Hoyer: Dems Could Pass Health Care Before Brown Takes Office

January 19, 2010 | 12:41:23 PM (EST)

Should Republican Scott Brown win Tuesday's Senate race in Massachusetts and break the Democrats' supermajority in the Senate, Congressional Dems could pass a final health care reform bill before Brown is seated, House Majority Leader Steny Hoyer (D-Md.) told reporters at his weekly press briefing Tuesday.

And if that means the House has to rubber-stamp the weaker reform bill that came out of the Senate, he said, "the Senate bill clearly is better than nothing."

Under procedural statutes, Massachusetts officials could buy some time for Congress to pass health care by delaying the certification of a Brown victory. If everything drags out as long as possible, Democrats would have about two weeks to get the final bill to President Obama's desk.

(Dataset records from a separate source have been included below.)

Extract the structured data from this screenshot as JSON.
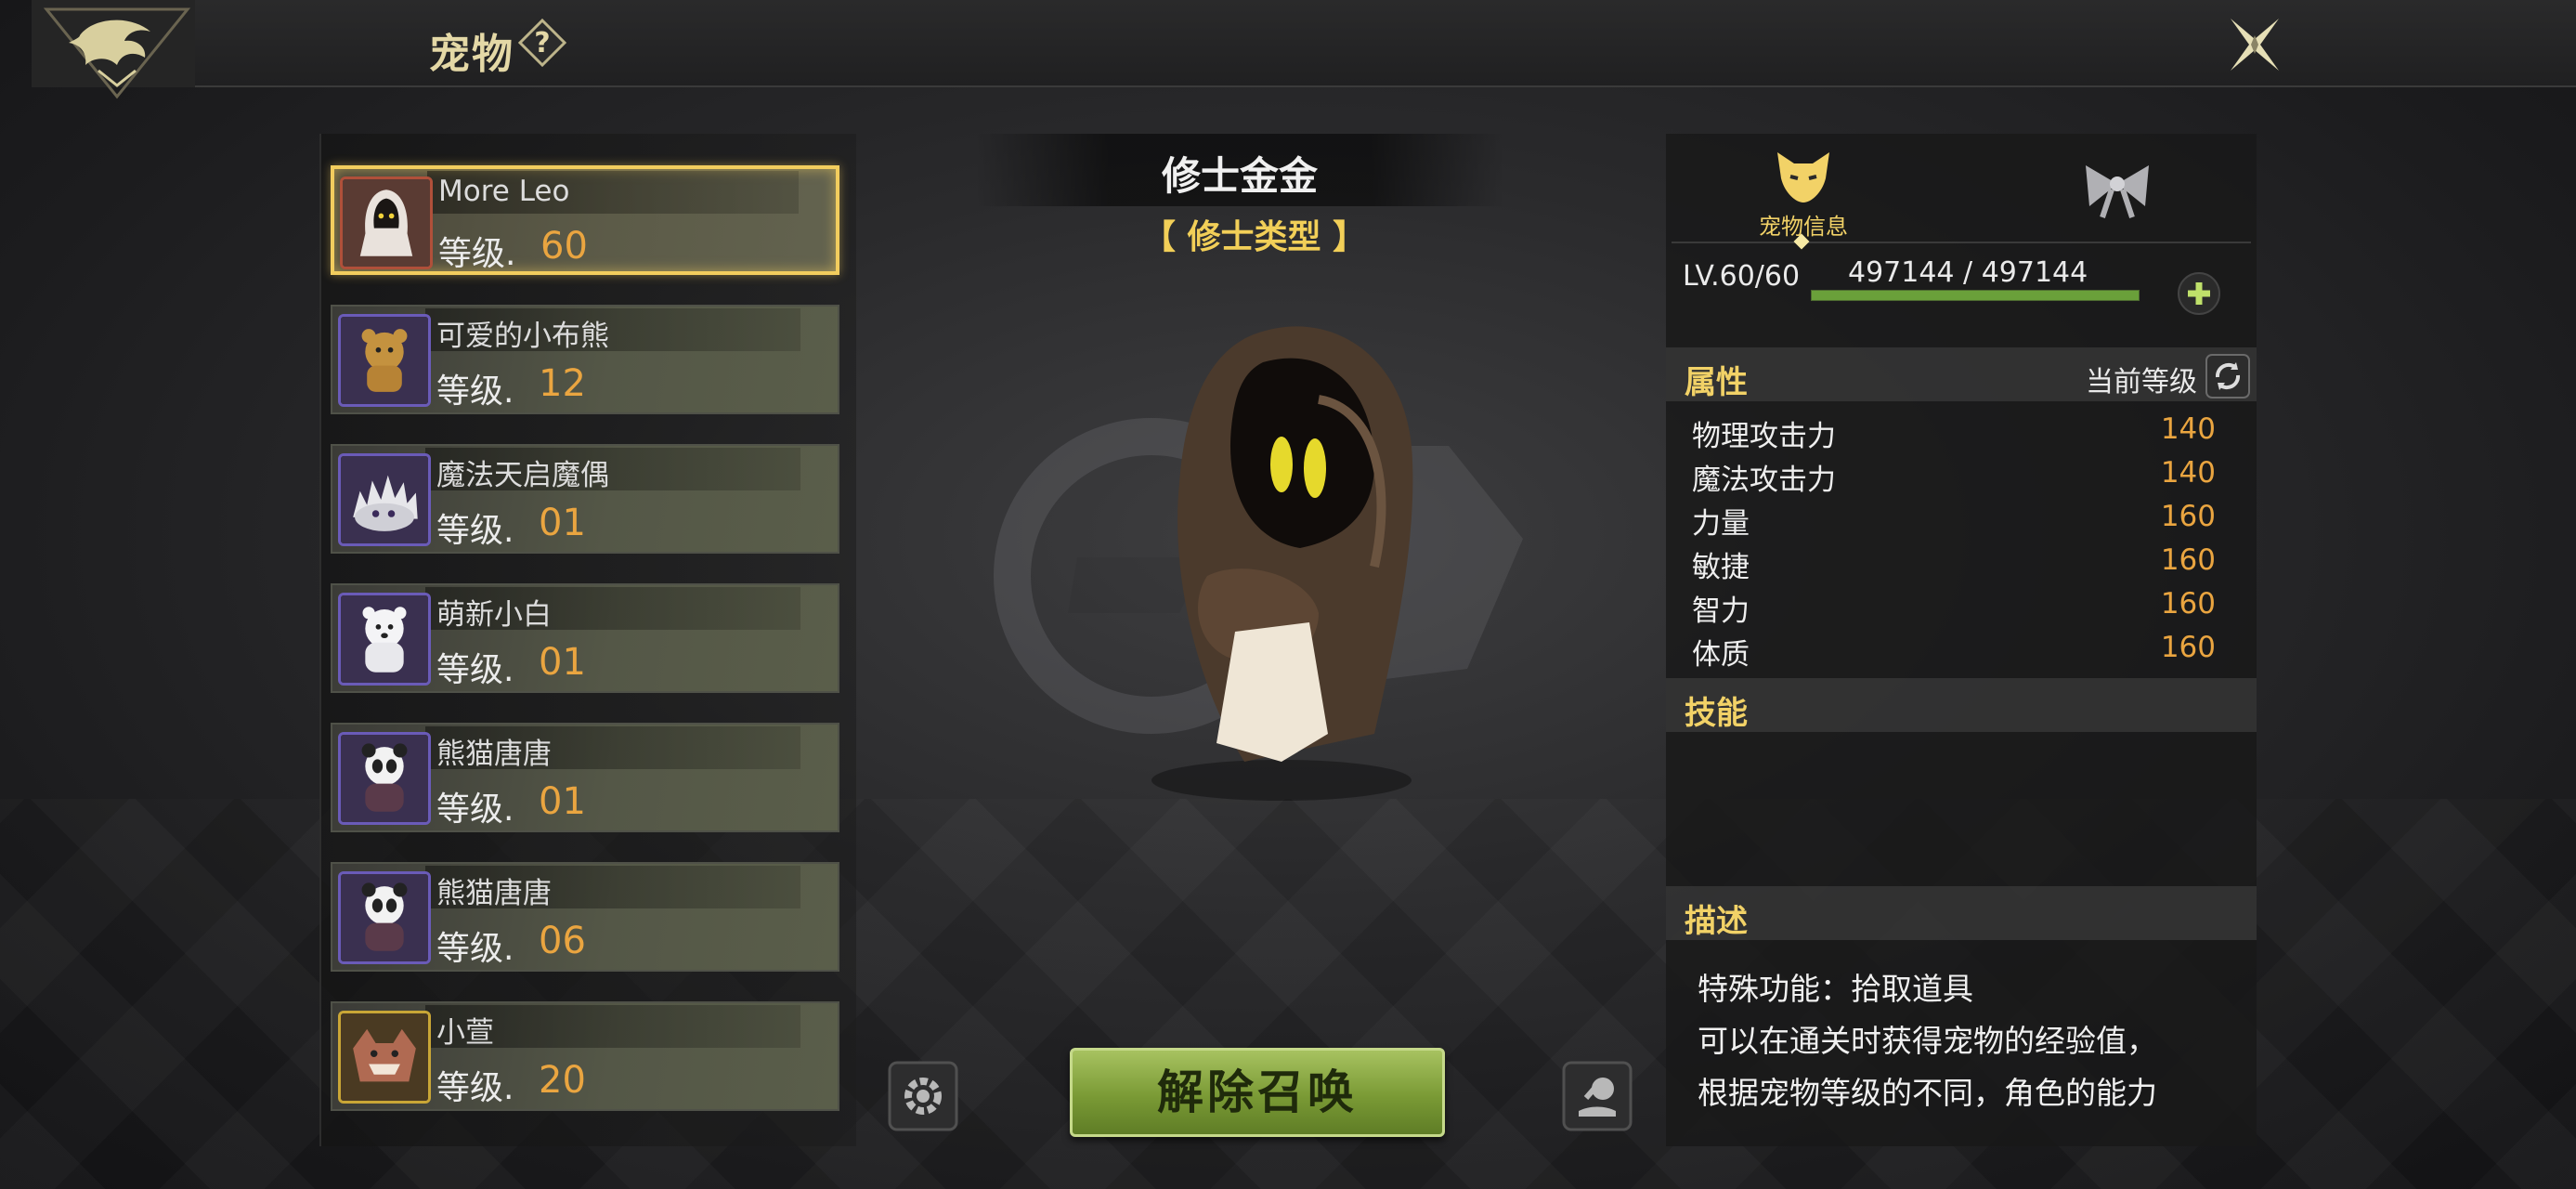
{
  "header": {
    "title": "宠物"
  },
  "pets": [
    {
      "name": "More Leo",
      "level_label": "等级.",
      "level": "60",
      "selected": true
    },
    {
      "name": "可爱的小布熊",
      "level_label": "等级.",
      "level": "12"
    },
    {
      "name": "魔法天启魔偶",
      "level_label": "等级.",
      "level": "01"
    },
    {
      "name": "萌新小白",
      "level_label": "等级.",
      "level": "01"
    },
    {
      "name": "熊猫唐唐",
      "level_label": "等级.",
      "level": "01"
    },
    {
      "name": "熊猫唐唐",
      "level_label": "等级.",
      "level": "06"
    },
    {
      "name": "小萱",
      "level_label": "等级.",
      "level": "20"
    }
  ],
  "center": {
    "pet_title": "修士金金",
    "pet_type": "【 修士类型 】",
    "dismiss_label": "解除召唤"
  },
  "info": {
    "tab_pet_info": "宠物信息",
    "level_text": "LV.60/60",
    "exp_text": "497144 / 497144",
    "exp_fraction": 1.0,
    "attributes_header": "属性",
    "current_level_label": "当前等级",
    "stats": [
      {
        "name": "物理攻击力",
        "value": "140"
      },
      {
        "name": "魔法攻击力",
        "value": "140"
      },
      {
        "name": "力量",
        "value": "160"
      },
      {
        "name": "敏捷",
        "value": "160"
      },
      {
        "name": "智力",
        "value": "160"
      },
      {
        "name": "体质",
        "value": "160"
      }
    ],
    "skills_header": "技能",
    "description_header": "描述",
    "description_lines": [
      "特殊功能：拾取道具",
      "可以在通关时获得宠物的经验值，",
      "根据宠物等级的不同，角色的能力"
    ]
  },
  "colors": {
    "accent_gold": "#f2d267",
    "level_orange": "#eaa540",
    "button_green": "#7a9a35",
    "selected_border": "#f2cd5e"
  },
  "icons": [
    "dragon-logo-icon",
    "help-icon",
    "close-icon",
    "settings-icon",
    "feed-icon",
    "fox-icon",
    "bow-icon",
    "add-icon",
    "refresh-icon"
  ]
}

Though he said he is "hopeful" that Massachusetts Attorney General Martha Coakley will win the Senate seat formerly occupied by Ted Kennedy, Hoyer uttered a terse "Yes" when asked whether Democrats could pass legislation of health reform's magnitude in that window. And he said a bill is better than no bill, though earlier in the briefing he took a jab at the weaker Senate package.

"The House passed, as you know, a very significant piece of legislation," Hoyer said, pausing before drawing a contrast. "The Senate passed a piece of legislation." Later, he declined to speculate on the likelihood of House Democrats having enough votes to secure passage of the Senate bill; back in November, the House only passed its own bill by a 220-215 margin.